I am new to Temporal. In my POC, I’ve deployed Temporal cluster on my Kubernetes cluster using helm charts from https://github.com/temporalio/helm-charts.git. Also, I have enabled scrape endpoints from my client code(both starter and worker in java),
Is there a way to categorize between metrics generated from Temporal server and Client? Also, is there a list of all the available metrics along with a brief description to indicate what the metric indicates?
@tihomir Is there any one liner description for these metrics? Need to understand which of them might be useful for us to monitor as the list is huge. Thanks.
That’s something that we should be adding to our docs soon.

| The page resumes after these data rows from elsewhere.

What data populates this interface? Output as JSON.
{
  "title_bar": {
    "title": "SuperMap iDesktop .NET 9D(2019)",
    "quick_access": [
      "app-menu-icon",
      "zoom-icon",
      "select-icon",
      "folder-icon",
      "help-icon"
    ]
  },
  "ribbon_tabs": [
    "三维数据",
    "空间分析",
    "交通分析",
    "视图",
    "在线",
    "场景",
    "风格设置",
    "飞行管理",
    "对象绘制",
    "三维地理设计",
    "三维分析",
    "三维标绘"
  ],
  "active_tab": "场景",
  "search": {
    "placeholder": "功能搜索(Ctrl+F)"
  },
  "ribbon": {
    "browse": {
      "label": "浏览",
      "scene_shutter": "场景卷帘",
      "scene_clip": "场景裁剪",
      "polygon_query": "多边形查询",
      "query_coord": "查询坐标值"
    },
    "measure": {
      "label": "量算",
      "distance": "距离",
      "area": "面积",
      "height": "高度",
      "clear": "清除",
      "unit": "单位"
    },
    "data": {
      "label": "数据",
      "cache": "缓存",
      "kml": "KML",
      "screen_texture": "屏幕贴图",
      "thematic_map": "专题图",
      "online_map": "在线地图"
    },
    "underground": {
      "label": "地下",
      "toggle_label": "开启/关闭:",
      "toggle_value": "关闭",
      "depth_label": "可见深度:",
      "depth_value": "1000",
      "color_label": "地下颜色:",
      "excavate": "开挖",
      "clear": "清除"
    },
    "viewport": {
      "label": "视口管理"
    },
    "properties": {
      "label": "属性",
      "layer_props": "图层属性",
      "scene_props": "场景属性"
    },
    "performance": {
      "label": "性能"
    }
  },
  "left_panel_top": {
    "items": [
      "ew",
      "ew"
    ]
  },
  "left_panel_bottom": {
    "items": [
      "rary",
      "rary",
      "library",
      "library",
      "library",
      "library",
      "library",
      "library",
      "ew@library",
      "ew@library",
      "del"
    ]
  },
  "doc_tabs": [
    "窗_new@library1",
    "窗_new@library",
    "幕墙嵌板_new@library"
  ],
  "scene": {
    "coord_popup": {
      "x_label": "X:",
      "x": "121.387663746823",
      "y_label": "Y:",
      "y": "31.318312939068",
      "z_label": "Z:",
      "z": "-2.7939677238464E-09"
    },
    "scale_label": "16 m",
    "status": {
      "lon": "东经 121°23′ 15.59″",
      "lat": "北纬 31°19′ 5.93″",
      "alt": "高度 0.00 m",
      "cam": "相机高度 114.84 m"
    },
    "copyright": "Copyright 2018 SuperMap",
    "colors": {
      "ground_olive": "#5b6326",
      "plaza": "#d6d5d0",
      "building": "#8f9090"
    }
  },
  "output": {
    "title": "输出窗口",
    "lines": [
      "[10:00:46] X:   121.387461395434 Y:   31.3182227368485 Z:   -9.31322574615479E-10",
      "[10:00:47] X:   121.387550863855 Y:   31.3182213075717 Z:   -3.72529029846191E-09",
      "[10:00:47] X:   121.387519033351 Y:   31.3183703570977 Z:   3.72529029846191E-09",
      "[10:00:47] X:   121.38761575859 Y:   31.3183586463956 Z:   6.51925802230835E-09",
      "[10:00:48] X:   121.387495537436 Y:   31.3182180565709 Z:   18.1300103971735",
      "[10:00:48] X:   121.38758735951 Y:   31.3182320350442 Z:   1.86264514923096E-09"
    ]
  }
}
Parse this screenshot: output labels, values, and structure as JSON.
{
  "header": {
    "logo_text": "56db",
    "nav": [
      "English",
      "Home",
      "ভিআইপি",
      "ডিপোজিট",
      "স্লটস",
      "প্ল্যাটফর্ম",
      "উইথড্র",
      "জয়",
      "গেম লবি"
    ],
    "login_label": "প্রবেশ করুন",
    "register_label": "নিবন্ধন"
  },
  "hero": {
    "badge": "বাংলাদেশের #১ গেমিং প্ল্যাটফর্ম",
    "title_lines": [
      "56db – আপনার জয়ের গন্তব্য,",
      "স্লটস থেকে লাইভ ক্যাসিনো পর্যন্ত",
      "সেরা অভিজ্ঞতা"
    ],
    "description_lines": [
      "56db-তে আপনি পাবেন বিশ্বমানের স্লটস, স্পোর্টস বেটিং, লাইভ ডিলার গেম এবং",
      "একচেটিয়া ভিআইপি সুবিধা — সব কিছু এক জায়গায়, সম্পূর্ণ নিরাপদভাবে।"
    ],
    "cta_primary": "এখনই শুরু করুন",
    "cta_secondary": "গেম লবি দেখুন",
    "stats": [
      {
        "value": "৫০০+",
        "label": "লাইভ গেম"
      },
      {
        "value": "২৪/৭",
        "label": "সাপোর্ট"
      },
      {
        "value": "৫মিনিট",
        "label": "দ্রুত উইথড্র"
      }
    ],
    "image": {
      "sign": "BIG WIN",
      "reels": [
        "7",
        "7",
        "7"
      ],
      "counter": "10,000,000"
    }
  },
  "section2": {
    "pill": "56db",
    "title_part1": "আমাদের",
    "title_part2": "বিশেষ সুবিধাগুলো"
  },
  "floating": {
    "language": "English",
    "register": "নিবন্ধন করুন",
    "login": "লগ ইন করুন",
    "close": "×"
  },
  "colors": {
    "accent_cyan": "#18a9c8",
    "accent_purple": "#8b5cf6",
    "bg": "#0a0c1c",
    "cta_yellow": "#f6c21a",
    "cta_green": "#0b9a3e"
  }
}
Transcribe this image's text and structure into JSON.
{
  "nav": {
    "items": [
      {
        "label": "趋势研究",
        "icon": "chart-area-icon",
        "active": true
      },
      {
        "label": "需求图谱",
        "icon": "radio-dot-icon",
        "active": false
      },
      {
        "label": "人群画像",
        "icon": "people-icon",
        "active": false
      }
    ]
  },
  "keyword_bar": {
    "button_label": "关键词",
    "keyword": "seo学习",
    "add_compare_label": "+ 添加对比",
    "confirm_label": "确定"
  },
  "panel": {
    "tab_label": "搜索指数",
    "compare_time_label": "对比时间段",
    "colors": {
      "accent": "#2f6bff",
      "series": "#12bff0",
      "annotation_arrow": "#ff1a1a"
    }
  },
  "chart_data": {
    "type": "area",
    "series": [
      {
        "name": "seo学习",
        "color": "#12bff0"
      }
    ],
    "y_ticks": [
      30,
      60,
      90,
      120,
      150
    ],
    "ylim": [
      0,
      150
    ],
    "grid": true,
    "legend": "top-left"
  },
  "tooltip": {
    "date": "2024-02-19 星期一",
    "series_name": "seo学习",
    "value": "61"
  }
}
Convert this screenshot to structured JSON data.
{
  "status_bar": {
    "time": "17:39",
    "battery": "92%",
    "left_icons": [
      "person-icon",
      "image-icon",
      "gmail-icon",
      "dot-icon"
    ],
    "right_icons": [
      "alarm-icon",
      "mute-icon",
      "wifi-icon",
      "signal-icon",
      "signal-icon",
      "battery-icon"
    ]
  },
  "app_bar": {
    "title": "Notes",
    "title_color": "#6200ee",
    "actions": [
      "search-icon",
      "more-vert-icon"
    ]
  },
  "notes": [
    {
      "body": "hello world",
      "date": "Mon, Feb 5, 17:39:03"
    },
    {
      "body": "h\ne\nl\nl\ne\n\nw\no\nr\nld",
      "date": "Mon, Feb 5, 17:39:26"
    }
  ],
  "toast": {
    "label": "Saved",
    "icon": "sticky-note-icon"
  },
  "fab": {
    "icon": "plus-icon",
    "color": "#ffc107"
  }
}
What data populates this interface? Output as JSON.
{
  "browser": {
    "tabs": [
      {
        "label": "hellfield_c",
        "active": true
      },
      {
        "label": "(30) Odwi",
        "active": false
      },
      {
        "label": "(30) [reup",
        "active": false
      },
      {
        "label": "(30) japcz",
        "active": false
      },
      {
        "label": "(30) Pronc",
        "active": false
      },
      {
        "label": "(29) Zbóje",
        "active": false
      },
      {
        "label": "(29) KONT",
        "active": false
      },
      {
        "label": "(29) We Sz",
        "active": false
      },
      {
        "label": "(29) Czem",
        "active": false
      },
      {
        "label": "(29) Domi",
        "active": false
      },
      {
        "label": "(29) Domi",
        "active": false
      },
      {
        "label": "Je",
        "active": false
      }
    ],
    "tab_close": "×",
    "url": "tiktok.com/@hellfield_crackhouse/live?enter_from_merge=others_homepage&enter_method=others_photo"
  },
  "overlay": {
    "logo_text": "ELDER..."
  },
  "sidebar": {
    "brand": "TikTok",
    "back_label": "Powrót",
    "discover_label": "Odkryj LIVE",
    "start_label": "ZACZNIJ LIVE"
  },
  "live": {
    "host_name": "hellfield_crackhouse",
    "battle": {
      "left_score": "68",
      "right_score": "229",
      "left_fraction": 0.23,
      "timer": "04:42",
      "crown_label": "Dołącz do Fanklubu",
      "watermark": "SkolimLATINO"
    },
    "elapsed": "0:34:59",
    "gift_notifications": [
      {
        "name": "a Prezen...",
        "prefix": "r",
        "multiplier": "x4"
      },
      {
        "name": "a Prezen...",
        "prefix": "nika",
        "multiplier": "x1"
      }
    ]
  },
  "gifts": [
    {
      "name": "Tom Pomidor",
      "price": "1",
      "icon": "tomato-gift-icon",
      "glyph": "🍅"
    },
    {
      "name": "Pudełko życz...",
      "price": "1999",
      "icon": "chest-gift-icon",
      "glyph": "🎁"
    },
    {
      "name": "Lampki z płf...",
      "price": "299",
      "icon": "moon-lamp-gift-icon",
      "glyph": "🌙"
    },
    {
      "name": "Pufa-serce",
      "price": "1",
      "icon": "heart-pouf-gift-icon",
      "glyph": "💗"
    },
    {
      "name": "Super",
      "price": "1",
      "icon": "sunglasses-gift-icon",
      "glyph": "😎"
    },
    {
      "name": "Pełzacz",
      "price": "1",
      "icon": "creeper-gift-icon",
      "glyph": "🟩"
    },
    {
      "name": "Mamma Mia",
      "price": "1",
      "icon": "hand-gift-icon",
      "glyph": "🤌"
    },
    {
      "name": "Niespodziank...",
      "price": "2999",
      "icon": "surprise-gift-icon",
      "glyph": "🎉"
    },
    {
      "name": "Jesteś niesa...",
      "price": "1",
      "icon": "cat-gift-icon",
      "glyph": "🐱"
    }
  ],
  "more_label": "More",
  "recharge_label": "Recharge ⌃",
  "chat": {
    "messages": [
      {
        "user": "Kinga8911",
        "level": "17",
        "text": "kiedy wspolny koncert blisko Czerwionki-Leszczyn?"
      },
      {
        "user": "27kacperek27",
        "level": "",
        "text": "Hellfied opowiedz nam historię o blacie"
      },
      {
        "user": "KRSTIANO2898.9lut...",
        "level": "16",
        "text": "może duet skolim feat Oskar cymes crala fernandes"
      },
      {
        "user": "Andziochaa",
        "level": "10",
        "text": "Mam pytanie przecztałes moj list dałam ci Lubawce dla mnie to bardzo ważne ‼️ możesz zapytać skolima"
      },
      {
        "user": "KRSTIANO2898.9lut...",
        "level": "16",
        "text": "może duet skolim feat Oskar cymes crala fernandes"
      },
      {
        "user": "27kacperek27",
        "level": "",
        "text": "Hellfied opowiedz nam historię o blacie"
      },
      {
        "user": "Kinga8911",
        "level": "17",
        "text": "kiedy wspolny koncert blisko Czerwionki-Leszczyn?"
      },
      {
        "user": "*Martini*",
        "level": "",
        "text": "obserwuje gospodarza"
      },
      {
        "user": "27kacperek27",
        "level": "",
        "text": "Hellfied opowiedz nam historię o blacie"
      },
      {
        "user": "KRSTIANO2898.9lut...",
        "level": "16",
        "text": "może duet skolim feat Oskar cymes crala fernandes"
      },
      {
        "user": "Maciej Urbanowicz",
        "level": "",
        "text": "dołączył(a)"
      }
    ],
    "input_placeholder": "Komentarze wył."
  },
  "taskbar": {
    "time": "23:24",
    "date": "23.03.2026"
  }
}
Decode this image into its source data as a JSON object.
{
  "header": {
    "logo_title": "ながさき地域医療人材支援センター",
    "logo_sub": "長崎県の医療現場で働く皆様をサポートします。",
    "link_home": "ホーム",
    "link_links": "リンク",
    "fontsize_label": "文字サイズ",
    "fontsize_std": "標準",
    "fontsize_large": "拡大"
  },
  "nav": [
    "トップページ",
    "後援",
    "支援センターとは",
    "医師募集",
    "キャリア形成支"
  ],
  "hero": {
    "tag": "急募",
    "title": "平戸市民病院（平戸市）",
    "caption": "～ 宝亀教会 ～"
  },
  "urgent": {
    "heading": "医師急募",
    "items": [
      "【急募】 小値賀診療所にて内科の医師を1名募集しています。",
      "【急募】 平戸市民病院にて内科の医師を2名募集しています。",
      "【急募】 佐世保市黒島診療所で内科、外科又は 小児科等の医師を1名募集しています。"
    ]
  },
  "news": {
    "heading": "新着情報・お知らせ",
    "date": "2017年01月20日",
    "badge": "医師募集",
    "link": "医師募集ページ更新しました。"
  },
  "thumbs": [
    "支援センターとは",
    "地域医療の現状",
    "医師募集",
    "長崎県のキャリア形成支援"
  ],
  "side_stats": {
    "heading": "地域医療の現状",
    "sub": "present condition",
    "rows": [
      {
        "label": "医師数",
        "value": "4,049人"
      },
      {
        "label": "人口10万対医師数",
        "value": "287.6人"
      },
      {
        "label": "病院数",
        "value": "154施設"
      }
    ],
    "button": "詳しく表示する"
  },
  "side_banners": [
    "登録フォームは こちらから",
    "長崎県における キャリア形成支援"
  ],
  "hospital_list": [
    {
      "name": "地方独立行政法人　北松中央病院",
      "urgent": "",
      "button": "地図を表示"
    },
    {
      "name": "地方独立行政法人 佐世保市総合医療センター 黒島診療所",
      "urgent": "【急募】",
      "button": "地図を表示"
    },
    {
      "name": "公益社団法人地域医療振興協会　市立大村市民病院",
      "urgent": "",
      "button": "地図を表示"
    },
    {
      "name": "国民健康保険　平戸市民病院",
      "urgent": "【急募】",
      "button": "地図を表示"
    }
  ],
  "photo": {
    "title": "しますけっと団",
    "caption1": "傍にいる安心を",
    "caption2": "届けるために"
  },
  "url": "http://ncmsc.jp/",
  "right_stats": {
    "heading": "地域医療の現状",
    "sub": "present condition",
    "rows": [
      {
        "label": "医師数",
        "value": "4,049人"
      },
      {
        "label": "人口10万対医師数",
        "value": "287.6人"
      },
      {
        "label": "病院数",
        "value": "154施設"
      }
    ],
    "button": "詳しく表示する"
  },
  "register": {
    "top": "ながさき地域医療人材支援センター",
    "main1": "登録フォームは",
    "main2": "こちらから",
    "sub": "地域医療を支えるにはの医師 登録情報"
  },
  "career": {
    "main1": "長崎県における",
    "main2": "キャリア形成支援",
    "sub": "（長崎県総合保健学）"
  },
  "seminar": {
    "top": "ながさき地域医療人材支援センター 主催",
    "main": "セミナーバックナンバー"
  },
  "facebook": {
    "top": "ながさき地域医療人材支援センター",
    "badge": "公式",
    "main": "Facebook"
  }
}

To get a feel of which ones might be useful for you (including grafana queries) see this sdk and server dashboard defs.
This dashboard is also set up out of the box in the background checks learning path demo.
Thanks for letting us know that this is coming to the docs soon. Several of my peers have been chatting about this and hunting for metrics meaning in the code, etc. I think having a simple page listing all metrics and their meanings (and units) on the docs would be WONDERFUL. Please take this as a gentle “bump” that many Temporal users would love this documentation! (We can find what we need by hunting in the code today, but it is always a hunt)
@dpincas totally agree, team is looking into that and making sure the SDKs are aligned as well.
Also looking into providing better out-of-box dashboards for SDK and server metrics as well.
Will make sure to post updates here.